For storage backends that allow configuration of the consistency level, strong consistency should be chosen. In the case of Cassandra or ScyllaDB, QUORUM can be used to ensure strong consistency which is also already the default setting of the JanusGraph CQL backend.
Apart from these settings, we want to avoid the built-in locks of JanusGraph and therefore all schema settings should be avoided that lead to locks. This includes not only property uniqueness but also all other edge label multiplicities than MULTI.
The distributed locking mechanism discussed earlier is of course only a workaround for a missing functionality in JanusGraph. If JanusGraph supported upserts, then we wouldn’t have to implement locking outside of it. To support upserts directly, JanusGraph needs a backend that provides serializable isolation and atomic operations across different rows. These are two of the four ACID properties. Serializable isolation means that transactions have the same effect as if they were executed serially one after another which avoids the race condition between different get-or-create traversals that leads to duplicates. Atomic operations could on top of that ensure that either all changes from a traversal are written to the database or no changes in case of an error. This needs to be supported across rows for edges because JanusGraph stores edges as an adjacency list in the rows of both vertices that are connected by the edge.
Currently, the Berkeley DB storage backend is the only official JanusGraph backend that supports these properties, but this backend is mainly used for testing purposes or for relatively small graphs.
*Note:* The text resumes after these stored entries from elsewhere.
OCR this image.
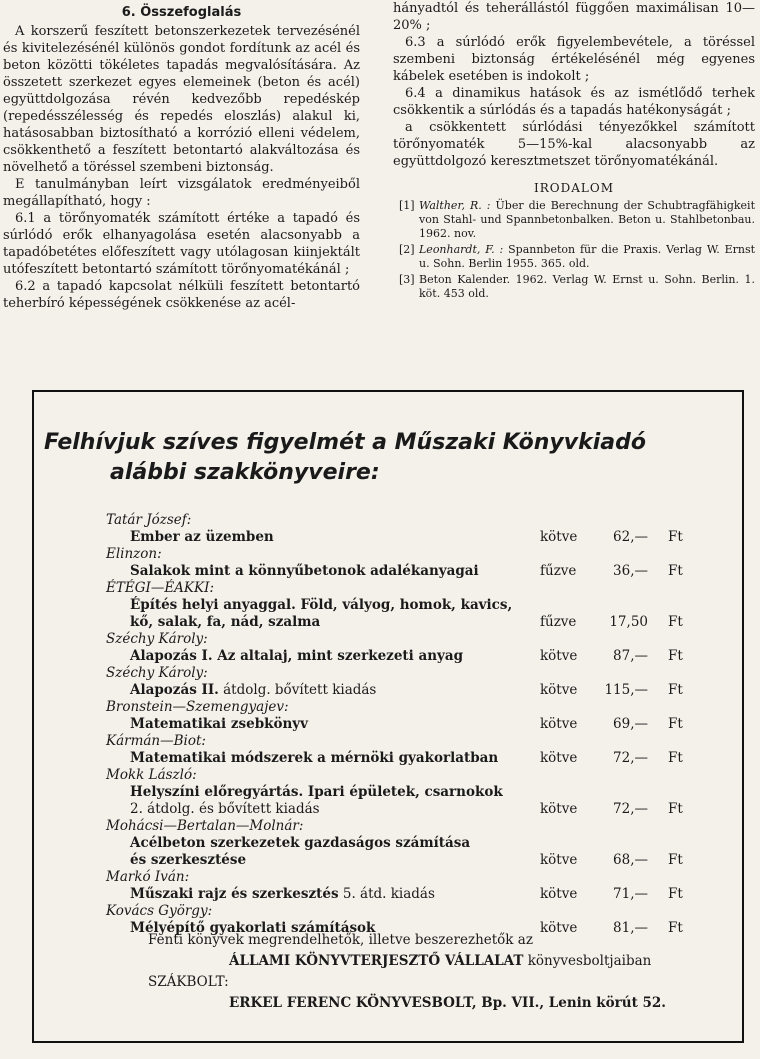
6. Összefoglalás

A korszerű feszített betonszerkezetek tervezésénél és kivitelezésénél különös gondot fordítunk az acél és beton közötti tökéletes tapadás megvalósítására. Az összetett szerkezet egyes elemeinek (beton és acél) együttdolgozása révén kedvezőbb repedéskép (repedésszélesség és repedés eloszlás) alakul ki, hatásosabban biztosítható a korrózió elleni védelem, csökkenthető a feszített betontartó alakváltozása és növelhető a töréssel szembeni biztonság.

E tanulmányban leírt vizsgálatok eredményeiből megállapítható, hogy :

6.1 a törőnyomaték számított értéke a tapadó és súrlódó erők elhanyagolása esetén alacsonyabb a tapadóbetétes előfeszített vagy utólagosan kiinjektált utófeszített betontartó számított törőnyomatékánál ;

6.2 a tapadó kapcsolat nélküli feszített betontartó teherbíró képességének csökkenése az acél-

hányadtól és teherállástól függően maximálisan 10—20% ;

6.3 a súrlódó erők figyelembevétele, a töréssel szembeni biztonság értékelésénél még egyenes kábelek esetében is indokolt ;

6.4 a dinamikus hatások és az ismétlődő terhek csökkentik a súrlódás és a tapadás hatékonyságát ;

a csökkentett súrlódási tényezőkkel számított törőnyomaték 5—15%-kal alacsonyabb az együttdolgozó keresztmetszet törőnyomatékánál.

IRODALOM

[1] Walther, R. : Über die Berechnung der Schubtragfähigkeit von Stahl- und Spannbetonbalken. Beton u. Stahlbetonbau. 1962. nov.

[2] Leonhardt, F. : Spannbeton für die Praxis. Verlag W. Ernst u. Sohn. Berlin 1955. 365. old.

[3] Beton Kalender. 1962. Verlag W. Ernst u. Sohn. Berlin. 1. köt. 453 old.

Felhívjuk szíves figyelmét a Műszaki Könyvkiadó
alábbi szakkönyveire:
Tatár József:
Ember az üzemben	kötve	62,— Ft
Elinzon:
Salakok mint a könnyűbetonok adalékanyagai	fűzve	36,— Ft
ÉTÉGI—ÉAKKI:
Építés helyi anyaggal. Föld, vályog, homok, kavics,
kő, salak, fa, nád, szalma	fűzve	17,50 Ft
Széchy Károly:
Alapozás I. Az altalaj, mint szerkezeti anyag	kötve	87,— Ft
Széchy Károly:
Alapozás II. átdolg. bővített kiadás	kötve	115,— Ft
Bronstein—Szemengyajev:
Matematikai zsebkönyv	kötve	69,— Ft
Kármán—Biot:
Matematikai módszerek a mérnöki gyakorlatban	kötve	72,— Ft
Mokk László:
Helyszíni előregyártás. Ipari épületek, csarnokok
2. átdolg. és bővített kiadás	kötve	72,— Ft
Mohácsi—Bertalan—Molnár:
Acélbeton szerkezetek gazdaságos számítása
és szerkesztése	kötve	68,— Ft
Markó Iván:
Műszaki rajz és szerkesztés 5. átd. kiadás	kötve	71,— Ft
Kovács György:
Mélyépítő gyakorlati számítások	kötve	81,— Ft
Fenti könyvek megrendelhetők, illetve beszerezhetők az
ÁLLAMI KÖNYVTERJESZTŐ VÁLLALAT könyvesboltjaiban
SZÁKBOLT:
ERKEL FERENC KÖNYVESBOLT, Bp. VII., Lenin körút 52.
Distributed databases like Cassandra or HBase traditionally don’t support these transaction properties. FoundationDB however is a distributed database that supports ACID transactions and Ted Wilmes, a founding member of JanusGraph, developed a first version of a storage adapter for FoundationDB. This storage adapter can provide a way for JanusGraph to support upserts without losing its advantage of being a horizontally scalable graph database.
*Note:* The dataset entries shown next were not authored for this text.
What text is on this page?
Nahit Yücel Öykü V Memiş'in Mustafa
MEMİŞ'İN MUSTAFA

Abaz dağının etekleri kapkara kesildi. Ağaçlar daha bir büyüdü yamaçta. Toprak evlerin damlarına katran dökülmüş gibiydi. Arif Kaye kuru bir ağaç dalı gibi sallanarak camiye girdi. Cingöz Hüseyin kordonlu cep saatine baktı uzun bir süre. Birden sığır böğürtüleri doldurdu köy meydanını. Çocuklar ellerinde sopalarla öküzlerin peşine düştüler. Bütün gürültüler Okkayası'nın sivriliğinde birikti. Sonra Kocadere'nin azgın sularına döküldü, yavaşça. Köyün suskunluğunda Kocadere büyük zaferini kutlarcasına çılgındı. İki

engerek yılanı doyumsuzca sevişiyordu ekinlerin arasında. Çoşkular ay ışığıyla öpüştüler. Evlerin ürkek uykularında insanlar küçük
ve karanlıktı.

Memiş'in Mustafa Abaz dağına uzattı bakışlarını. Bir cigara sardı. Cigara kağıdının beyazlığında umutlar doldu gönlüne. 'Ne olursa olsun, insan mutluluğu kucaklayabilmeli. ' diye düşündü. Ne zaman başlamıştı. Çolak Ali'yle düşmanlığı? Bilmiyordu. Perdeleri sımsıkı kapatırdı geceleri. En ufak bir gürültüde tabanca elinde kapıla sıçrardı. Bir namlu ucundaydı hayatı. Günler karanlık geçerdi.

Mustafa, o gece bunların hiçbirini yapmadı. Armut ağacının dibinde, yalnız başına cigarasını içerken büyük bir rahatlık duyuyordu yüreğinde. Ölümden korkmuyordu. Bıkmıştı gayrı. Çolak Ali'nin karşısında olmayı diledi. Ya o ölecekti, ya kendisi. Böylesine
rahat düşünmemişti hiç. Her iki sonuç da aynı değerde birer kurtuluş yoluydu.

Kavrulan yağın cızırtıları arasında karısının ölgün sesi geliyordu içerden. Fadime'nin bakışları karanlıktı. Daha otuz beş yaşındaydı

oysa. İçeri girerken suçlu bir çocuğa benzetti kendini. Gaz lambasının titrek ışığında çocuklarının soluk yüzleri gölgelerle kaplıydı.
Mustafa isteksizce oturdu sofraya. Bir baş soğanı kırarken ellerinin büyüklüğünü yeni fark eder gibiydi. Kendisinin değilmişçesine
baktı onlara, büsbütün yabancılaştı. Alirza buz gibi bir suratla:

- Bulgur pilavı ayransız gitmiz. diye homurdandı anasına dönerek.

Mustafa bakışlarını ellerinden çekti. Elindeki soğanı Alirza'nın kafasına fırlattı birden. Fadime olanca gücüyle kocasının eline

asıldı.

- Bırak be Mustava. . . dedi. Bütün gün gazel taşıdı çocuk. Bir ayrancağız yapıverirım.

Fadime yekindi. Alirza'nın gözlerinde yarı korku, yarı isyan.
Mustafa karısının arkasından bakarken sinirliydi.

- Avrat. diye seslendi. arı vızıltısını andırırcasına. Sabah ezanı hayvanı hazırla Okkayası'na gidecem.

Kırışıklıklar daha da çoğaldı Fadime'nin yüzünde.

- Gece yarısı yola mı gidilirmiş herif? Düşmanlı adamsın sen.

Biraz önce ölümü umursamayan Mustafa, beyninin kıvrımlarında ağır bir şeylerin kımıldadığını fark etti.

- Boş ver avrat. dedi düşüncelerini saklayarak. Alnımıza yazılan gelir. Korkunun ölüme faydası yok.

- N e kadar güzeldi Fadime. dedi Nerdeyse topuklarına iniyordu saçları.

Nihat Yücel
Avoiding duplicates in a graph database is a frequent requirement. The get-or-create Gremlin traversal is a good way to ensure that new entities are only created if they do not already exist in the graph. However, it is not an atomic operation and therefore comes with a race condition where duplicates still occur due to multiple upserts of the same entity at roughly the same time. Adding a dedicated distributed locking mechanism can solve this race condition and thereby enable upserts in a reliable way with a graph database like JanusGraph that currently does not support them directly. The new FoundationDB storage adapter can provide a way forward for JanusGraph to add this support which would make the locking unnecessary.